Google Drive
The Google Drive Cloud Sensor uses Google Workspace APIs to provide visibility into file activities within Google Drive. It enables Cyberhaven to capture and correlate user activity across browser and cloud surfaces, even when endpoint sensors are not present.
Requirements
- A Google Workspace Admin account.
- Permissions to enable Domain-wide Delegation in the Google Admin Console.

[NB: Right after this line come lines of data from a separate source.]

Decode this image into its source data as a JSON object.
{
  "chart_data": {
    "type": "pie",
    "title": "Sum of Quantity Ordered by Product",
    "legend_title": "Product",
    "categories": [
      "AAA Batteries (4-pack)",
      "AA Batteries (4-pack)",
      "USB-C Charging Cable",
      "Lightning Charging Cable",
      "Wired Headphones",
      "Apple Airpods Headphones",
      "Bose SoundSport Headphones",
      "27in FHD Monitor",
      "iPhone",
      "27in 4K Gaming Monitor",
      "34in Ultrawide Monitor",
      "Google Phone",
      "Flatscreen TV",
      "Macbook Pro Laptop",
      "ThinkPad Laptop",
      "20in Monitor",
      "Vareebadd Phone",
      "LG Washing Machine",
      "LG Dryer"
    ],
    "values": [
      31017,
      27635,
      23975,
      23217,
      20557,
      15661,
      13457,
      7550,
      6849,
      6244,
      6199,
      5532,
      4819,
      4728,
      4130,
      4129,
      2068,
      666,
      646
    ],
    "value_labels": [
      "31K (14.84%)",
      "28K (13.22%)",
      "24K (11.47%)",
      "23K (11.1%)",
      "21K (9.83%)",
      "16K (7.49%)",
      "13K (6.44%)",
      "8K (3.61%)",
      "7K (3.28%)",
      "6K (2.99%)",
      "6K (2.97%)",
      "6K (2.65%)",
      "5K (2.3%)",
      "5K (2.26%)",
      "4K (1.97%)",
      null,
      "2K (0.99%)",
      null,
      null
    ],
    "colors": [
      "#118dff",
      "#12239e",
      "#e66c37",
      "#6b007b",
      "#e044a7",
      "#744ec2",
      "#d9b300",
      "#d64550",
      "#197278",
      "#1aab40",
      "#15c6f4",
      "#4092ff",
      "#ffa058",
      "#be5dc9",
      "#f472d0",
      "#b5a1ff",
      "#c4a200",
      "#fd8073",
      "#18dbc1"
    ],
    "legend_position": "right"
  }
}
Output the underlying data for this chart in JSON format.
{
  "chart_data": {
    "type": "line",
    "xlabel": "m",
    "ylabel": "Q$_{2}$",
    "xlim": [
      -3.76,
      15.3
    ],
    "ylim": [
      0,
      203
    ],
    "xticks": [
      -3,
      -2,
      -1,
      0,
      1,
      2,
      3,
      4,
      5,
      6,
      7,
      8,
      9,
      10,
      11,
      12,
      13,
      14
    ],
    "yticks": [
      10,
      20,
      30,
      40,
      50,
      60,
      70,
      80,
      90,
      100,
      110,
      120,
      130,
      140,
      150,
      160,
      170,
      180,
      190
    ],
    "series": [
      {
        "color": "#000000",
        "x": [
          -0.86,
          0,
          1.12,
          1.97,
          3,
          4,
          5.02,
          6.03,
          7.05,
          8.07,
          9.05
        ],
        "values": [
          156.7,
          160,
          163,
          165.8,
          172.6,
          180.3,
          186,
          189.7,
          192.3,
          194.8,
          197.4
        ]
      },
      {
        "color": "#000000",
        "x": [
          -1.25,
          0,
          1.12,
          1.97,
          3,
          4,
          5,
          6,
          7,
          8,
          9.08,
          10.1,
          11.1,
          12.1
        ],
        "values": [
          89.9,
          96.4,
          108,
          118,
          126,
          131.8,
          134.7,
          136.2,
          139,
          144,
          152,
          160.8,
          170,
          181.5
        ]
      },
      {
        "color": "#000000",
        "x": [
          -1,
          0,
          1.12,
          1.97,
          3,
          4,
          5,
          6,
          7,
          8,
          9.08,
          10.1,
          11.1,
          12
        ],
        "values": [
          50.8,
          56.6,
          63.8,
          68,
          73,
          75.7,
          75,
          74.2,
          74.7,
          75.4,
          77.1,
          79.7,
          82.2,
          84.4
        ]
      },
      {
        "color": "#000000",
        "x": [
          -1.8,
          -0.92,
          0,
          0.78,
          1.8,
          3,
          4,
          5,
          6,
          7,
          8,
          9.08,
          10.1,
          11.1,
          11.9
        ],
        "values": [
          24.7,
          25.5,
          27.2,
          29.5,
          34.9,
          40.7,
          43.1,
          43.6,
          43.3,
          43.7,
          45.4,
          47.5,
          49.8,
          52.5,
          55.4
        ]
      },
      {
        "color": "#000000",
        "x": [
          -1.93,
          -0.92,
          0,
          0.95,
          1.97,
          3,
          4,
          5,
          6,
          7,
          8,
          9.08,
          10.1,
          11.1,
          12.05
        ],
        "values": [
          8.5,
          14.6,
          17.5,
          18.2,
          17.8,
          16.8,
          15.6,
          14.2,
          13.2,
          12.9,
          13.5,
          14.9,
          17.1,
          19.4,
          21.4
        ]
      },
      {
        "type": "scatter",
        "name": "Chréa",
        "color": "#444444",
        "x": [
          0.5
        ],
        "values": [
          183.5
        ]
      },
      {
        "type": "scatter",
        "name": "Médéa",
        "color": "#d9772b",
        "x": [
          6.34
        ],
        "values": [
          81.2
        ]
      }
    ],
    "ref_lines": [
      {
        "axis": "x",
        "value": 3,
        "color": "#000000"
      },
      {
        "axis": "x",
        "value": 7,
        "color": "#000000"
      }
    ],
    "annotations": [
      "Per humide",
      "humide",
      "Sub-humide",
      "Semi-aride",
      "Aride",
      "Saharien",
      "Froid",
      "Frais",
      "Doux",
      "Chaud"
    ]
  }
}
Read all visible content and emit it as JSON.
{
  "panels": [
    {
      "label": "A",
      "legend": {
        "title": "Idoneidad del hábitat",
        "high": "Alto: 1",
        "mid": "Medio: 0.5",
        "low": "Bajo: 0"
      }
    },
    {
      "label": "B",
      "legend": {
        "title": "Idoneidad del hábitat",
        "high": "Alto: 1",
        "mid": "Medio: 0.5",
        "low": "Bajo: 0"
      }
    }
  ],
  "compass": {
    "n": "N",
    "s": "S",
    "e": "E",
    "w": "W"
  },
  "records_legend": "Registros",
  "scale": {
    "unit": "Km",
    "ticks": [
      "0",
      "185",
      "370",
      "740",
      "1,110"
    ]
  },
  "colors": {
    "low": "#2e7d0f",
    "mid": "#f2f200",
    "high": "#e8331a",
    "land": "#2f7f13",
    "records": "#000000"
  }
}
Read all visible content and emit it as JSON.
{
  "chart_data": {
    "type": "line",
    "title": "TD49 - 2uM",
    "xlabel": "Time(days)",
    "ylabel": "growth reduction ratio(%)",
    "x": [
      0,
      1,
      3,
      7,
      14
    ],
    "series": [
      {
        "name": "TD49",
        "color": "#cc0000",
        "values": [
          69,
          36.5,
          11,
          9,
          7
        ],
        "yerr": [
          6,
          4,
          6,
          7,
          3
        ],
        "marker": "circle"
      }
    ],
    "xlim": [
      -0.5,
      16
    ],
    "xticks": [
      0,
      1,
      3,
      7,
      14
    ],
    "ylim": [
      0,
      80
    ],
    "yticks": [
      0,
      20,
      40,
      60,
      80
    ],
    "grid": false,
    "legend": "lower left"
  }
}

- Google Drive Cloud Sensor enabled in your Cyberhaven tenant (contact Cyberhaven Support to enable it on the backend).
Required Permissions
| Permission | Requirement |
|---|---|
https://www.googleapis.com/auth/admin.reports.audit.readonly | Access audit logs that record user file activities such as downloads, uploads, shares, and deletions for lineage and sensitive data movement detection |
https://www.googleapis.com/auth/admin.directory.domain.readonly | Retrieve domain-level metadata, including domain names and user associations, ensuring accurate policy enforcement |
Network
Security exclusions
Limitations
- Copy actions appear as two separate events (source and new copy) and are not linked in lineage.
- Upload/download events may incorrectly show device as “Unmanaged” even if managed.
- Files accessed through Google Drive Sync client are not captured.